Kemudian yang memberikan suatu dorongan kuat kepada perkembangan KEPL adalah kemelut energi yang terjadi pada tahun 1973, sewaktu terdapat embargo minyak yang terjadi di Timur Tengah. Dalam sebuah tulisan majalah ilmiah Physics Today (tahun 1973), ahli fisika Clarence Zenner menyoroti lagi prinsip KEPL dan sangat menganjurkan agar pengembangan KEPL dilanjutkan. Sejak itu banyak perusahaan besar mulai melanjutkan proyek-proyek KEPL. Di Amerika Serikat misalnya, perusahaan Lockheed, Westinghouse dan General Electric dengan giat melakukan pengembangan prinsip KEPL. Ada pula perusahaan-perusahaan yang mengembangkan bagian spesifik seperti penukar panas. Antara lain Union Carbide, Foster Wheeler, Rockwell dan Alva-Laval. Juga lembaga-lembaga penelitian seperti Batelle dan MITRE memberikan dukungan besar pada pengembangan KEPL. Pusat energi listrik KEPL terapung pertama di dunia dengan daya sebesar 50 KW beroperasi di lepas pantai kepulauan Hawaii pada tahun-tahun 1980an.

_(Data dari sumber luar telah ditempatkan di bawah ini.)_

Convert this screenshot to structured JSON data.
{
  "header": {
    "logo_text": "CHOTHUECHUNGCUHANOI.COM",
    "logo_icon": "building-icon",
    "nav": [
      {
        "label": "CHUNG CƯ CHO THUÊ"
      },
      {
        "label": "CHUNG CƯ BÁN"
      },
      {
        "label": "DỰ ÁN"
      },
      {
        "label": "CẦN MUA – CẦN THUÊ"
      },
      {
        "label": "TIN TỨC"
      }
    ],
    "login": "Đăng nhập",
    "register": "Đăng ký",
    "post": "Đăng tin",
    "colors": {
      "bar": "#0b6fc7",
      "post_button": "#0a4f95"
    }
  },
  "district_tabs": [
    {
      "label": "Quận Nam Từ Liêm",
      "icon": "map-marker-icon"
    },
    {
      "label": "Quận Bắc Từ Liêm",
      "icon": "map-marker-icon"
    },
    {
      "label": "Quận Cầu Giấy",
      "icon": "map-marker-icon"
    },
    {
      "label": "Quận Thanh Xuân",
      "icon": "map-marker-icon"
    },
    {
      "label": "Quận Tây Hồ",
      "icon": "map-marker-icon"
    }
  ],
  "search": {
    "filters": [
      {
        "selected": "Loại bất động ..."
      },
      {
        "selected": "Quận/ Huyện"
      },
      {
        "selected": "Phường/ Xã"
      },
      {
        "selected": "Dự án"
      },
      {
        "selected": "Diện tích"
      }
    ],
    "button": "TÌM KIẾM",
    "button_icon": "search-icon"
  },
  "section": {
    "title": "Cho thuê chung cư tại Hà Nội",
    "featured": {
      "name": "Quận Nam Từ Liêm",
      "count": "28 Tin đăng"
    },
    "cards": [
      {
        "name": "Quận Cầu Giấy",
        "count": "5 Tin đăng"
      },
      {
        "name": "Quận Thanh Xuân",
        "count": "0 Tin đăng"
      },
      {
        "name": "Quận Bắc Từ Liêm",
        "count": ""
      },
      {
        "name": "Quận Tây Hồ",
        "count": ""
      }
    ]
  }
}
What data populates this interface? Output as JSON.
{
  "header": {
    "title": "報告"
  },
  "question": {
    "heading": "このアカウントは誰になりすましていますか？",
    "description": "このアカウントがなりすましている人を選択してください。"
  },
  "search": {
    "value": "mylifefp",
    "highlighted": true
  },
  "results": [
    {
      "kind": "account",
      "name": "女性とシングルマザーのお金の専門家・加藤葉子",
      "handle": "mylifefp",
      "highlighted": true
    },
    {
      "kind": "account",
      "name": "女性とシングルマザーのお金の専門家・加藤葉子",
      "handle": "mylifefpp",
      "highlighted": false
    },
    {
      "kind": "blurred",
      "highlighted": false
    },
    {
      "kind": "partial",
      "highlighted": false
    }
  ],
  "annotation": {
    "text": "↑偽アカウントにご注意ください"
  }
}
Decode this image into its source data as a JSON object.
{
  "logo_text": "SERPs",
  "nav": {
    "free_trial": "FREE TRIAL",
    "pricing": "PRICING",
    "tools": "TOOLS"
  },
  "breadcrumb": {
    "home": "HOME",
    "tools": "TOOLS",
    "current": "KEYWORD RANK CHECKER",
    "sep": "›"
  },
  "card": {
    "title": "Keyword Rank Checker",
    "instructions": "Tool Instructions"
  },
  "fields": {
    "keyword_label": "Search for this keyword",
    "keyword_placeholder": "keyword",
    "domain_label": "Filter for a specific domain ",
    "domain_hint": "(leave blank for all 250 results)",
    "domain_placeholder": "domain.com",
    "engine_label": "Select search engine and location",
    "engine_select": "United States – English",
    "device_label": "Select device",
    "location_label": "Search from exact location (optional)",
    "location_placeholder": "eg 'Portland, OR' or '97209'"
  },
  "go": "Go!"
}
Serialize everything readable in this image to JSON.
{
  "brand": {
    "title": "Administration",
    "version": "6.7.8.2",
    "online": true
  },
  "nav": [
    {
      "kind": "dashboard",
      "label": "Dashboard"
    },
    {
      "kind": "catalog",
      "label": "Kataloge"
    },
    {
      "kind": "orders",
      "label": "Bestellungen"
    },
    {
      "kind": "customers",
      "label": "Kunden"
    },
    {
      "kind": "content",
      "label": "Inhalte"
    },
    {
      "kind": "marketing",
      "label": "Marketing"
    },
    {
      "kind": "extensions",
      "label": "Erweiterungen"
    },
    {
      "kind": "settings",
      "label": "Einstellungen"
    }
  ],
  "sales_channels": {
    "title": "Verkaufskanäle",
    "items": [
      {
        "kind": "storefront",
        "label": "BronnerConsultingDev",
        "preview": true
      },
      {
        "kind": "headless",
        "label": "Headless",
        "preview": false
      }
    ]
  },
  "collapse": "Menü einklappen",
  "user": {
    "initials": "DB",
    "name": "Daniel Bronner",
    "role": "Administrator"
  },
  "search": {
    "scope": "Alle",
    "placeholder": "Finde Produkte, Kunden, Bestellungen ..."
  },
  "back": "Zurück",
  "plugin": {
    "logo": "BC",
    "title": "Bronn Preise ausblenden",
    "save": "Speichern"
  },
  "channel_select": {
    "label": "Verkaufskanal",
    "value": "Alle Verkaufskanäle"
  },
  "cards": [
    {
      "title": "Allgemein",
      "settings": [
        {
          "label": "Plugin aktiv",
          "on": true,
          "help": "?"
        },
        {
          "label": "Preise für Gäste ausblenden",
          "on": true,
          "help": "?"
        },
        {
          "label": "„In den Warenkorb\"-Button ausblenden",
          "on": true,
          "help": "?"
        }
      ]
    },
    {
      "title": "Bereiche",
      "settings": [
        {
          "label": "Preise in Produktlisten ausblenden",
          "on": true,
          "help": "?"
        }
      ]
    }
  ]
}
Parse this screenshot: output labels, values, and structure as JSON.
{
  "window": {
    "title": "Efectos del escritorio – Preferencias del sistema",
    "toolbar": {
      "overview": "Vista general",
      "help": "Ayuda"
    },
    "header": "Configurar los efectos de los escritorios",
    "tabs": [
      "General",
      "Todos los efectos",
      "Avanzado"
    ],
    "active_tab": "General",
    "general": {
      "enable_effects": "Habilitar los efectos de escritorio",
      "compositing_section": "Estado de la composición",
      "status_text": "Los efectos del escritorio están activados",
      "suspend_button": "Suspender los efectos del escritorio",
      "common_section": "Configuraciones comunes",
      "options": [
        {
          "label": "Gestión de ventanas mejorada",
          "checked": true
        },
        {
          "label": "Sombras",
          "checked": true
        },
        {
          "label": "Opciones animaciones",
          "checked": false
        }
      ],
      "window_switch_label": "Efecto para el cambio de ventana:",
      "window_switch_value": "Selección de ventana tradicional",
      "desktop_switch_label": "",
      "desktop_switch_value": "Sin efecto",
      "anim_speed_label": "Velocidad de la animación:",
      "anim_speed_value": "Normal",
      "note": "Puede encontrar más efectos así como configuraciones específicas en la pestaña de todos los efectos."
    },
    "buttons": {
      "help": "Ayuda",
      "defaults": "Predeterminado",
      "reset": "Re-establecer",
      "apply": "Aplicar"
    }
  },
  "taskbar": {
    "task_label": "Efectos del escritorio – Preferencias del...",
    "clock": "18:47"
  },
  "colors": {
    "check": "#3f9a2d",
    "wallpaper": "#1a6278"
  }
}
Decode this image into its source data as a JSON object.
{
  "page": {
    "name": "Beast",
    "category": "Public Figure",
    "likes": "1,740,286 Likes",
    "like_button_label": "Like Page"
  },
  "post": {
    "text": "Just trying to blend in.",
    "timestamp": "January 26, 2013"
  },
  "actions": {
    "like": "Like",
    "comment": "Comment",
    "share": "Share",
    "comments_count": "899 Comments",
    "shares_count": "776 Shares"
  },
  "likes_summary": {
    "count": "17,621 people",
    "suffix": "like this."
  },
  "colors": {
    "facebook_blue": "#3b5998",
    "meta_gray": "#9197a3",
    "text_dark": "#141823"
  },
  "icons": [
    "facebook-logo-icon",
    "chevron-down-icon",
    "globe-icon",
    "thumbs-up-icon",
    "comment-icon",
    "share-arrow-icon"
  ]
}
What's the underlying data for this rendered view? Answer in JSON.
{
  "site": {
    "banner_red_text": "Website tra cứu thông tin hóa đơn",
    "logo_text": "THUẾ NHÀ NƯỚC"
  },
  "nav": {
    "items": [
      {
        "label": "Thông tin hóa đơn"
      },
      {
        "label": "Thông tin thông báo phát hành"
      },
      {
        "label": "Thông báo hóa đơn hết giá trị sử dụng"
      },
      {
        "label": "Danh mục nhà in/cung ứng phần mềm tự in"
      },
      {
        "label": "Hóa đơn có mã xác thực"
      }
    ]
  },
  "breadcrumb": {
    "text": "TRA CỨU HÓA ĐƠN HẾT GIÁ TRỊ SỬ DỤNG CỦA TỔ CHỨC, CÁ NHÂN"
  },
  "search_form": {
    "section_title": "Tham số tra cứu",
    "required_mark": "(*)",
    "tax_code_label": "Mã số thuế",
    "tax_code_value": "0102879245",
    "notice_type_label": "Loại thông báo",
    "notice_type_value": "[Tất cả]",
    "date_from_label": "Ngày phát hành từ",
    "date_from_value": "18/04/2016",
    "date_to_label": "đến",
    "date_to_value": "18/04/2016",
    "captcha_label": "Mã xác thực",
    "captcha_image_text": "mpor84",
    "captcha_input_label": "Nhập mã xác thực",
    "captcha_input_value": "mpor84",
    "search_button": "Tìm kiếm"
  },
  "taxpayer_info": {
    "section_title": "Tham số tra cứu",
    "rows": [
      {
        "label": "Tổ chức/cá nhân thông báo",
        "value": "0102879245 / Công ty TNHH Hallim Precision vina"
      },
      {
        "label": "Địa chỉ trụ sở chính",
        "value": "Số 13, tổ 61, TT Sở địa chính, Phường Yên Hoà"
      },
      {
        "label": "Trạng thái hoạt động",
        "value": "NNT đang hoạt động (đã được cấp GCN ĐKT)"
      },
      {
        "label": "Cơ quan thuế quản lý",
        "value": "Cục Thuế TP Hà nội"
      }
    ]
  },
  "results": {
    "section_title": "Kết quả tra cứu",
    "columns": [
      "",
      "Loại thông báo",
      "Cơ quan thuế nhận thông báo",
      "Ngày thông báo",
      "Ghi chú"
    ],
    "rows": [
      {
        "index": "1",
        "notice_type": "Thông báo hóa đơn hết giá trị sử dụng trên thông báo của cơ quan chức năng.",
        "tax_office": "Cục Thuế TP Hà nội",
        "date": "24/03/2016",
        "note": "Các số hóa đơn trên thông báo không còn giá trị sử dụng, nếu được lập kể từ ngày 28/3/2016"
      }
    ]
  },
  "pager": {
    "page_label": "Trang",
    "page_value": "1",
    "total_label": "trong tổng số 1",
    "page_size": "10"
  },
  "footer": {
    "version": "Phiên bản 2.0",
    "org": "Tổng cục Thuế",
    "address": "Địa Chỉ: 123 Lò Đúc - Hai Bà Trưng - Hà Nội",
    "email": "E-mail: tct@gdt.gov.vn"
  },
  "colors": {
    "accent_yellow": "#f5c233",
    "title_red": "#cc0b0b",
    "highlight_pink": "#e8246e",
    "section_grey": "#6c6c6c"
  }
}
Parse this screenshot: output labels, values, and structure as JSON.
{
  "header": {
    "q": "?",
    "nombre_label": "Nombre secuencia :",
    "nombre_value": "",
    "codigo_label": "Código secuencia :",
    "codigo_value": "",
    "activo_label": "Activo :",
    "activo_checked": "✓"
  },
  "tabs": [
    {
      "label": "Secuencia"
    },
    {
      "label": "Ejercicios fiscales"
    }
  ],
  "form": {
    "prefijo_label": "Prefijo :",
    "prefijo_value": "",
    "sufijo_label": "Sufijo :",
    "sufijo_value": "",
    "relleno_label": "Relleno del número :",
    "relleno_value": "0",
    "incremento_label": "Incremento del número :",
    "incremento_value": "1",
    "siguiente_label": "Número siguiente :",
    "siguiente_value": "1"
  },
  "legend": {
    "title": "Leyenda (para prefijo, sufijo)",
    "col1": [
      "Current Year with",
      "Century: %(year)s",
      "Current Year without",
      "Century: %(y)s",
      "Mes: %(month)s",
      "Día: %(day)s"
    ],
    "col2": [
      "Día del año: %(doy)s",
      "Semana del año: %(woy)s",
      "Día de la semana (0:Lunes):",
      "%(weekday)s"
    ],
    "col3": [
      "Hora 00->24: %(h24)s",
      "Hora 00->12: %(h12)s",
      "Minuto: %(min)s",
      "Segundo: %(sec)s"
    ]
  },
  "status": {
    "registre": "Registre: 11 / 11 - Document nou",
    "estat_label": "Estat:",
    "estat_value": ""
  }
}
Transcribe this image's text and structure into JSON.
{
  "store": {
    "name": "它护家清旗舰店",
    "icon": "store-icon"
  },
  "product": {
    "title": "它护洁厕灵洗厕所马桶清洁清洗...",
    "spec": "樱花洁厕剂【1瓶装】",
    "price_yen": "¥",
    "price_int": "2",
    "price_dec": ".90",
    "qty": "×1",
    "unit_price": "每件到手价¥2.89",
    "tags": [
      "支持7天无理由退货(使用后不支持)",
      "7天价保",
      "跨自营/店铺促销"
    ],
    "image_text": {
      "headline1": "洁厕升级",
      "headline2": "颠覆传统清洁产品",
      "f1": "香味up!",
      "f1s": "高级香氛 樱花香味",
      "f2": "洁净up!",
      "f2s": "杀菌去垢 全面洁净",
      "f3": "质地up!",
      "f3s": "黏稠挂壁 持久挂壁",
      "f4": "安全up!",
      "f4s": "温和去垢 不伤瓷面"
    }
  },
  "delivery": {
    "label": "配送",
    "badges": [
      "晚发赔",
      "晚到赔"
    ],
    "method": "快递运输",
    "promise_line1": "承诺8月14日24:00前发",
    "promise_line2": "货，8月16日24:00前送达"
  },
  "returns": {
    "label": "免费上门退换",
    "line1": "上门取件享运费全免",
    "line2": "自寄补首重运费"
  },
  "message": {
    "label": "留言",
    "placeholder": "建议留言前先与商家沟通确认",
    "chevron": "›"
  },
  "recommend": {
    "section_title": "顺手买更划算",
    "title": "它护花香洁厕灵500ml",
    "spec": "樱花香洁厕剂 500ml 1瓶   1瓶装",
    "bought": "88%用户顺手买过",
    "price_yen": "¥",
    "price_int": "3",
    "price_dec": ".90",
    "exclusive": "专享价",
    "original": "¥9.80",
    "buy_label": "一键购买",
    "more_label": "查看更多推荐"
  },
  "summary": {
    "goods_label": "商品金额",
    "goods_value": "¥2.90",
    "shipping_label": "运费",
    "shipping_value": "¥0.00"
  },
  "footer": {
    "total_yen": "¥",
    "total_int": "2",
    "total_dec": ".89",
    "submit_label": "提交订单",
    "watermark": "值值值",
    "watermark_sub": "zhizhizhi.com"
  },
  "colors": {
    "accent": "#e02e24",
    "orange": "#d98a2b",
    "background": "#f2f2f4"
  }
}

Proyek ini merupakan inisiatif perusahaan Lockheed bekerjasama dengan negara bagian Hawaii. Dari Eropa dapat disebut perusahaan-perusahaan Alva-Laval (Swedia), Compagnie Francaise des Petroles-Groupe Total (Perancis, Johnson Group (Swedia), Kockums (Swedia), Micoperi (Italia), Pechiney Ugine Kuhlmann (Perancis) dan Tecnomare (Italia). Studi-studi di Eropa itu sejalan dengan perkiraan yang terdapat di Amerika Serikat bahwa pada jangka menengah atau jangka panjang prinsip KEPL memiliki prospek yang cukup baik. Karenanya direncanakan untuk membuat suatu proyek percobaan di Eropa untuk membangun sebuah pusat tenaga listrik KEPL dengan daya hingga 10 MW. Hal itu juga didukung oleh pemerintah Perancis melalui Centre National pour l’Exploitation des Oceans (CNEXO).
Terdapat masalah yang dihadapi pada pengembangan prinsip KEPL disebabkan rendemen perpindahan panas yang sangat rendah, karena memerlukan jumlah air baik yang hangat maupun yang dingin yang perlu dipindahkan. Untuk sebuah PLTKEPL dengan saya misalnya 100 MW, diperlukan kira-kira 450 m3/s, baik air hangat maupun air dingin yang harus dialirkan malalui pemindah panas. Jumlah-jumlah air yang besar itu mengakibatkan bahwa berbagai komponen memiliki ukuran-ukuran yang sangat besar pula.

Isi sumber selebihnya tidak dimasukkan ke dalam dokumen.